Funding structure & private‑profit shift: Funding is conditional—SoftBank’s full investment depends on converting OpenAI into a for‑profit by end‑2025, or it risks losing up to $20 billion.
Competitive pressure & setbacks: A planned $3 billion acquisition of Windsurf fell through, with Google ultimately picking it.
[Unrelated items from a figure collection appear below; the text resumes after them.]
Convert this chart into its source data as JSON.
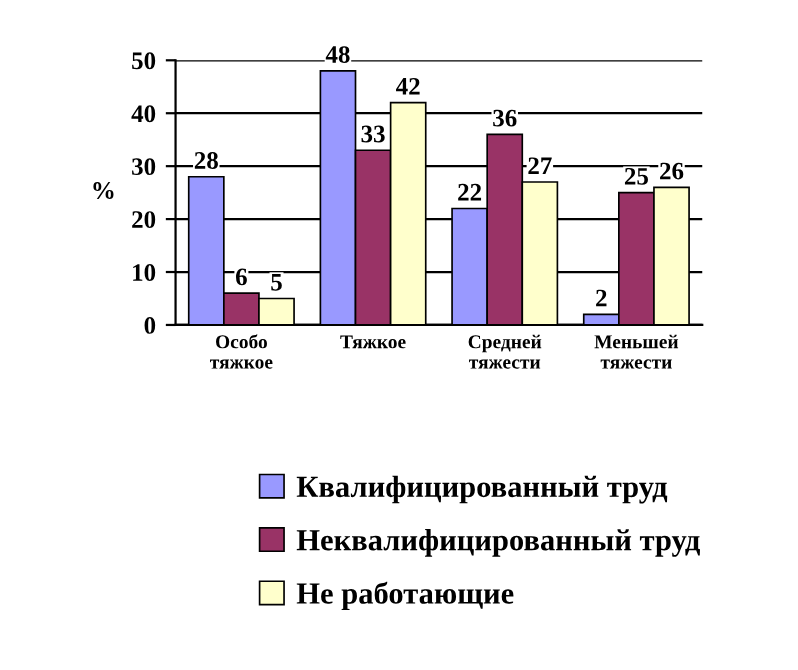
{
  "chart_data": {
    "type": "bar",
    "ylabel": "%",
    "categories": [
      "Особо\nтяжкое",
      "Тяжкое",
      "Средней\nтяжести",
      "Меньшей\nтяжести"
    ],
    "series": [
      {
        "name": "Квалифицированный труд",
        "color": "#9999ff",
        "values": [
          28,
          48,
          22,
          2
        ]
      },
      {
        "name": "Неквалифицированный труд",
        "color": "#993366",
        "values": [
          6,
          33,
          36,
          25
        ]
      },
      {
        "name": "Не работающие",
        "color": "#ffffcc",
        "values": [
          5,
          42,
          27,
          26
        ]
      }
    ],
    "ylim": [
      0,
      50
    ],
    "yticks": [
      0,
      10,
      20,
      30,
      40,
      50
    ],
    "grid": "y",
    "legend": "bottom",
    "data_labels": true
  }
}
OpenAI is also facing internal delays (staff burnout) and regulatory scrutiny regarding Altman’s compensation.
Expansion into hardware & infrastructure: They acquired Jony Ive’s company “io” for $6.5 billion to build AI-native devices and initiated the massive Stargate AI infrastructure project—a joint venture (OpenAI/SoftBank/Oracle) aiming to invest $500 billion by 2029.
Summary: OpenAI holds a commanding lead in generative AI, is flush with capital, and is branching into hardware and infrastructure—but faces execution risks, intense competition, and a looming corporate restructuring.
Comparison & Current Outlook
Aspect | Alphabet (Google) | OpenAI |
Financial footing | Strong stock performance; solid cash flow via ads/cloud | Privately funded ($300B), but funds tied to restructuring |
AI strategy | Enterprise AI, cloud services, model development (Gemini) | Generative AI leadership (ChatGPT), hardware, infra project |
Risks | Antitrust/regulatory oversight, competition | Execution challenges, structural shift risks, competition |
Opportunities | Long-term AI/cloud growth, acquisitions like Windsurf | Device ecosystem, global AI infrastructure, AGI potential |
Dialogue
S: How do Google’s and OpenAI’s market positions compare today?
T: Google is playing a measured game—integrating Windsurf tech into Gemini, scaling DeepMind’s R&D workforce, and seeing its cloud business grow ~28% year-over-year. Its stock reflects investor confidence. OpenAI, meanwhile, is the heavy hitter in generative AI—valued at $300 billion, expanding into hardware with Jony Ive, and building the massive Stargate infrastructure. But it faces challenges: it must restructure its corporate form, integrate hardware, and sustain its lead amid burnout and competitive pressure.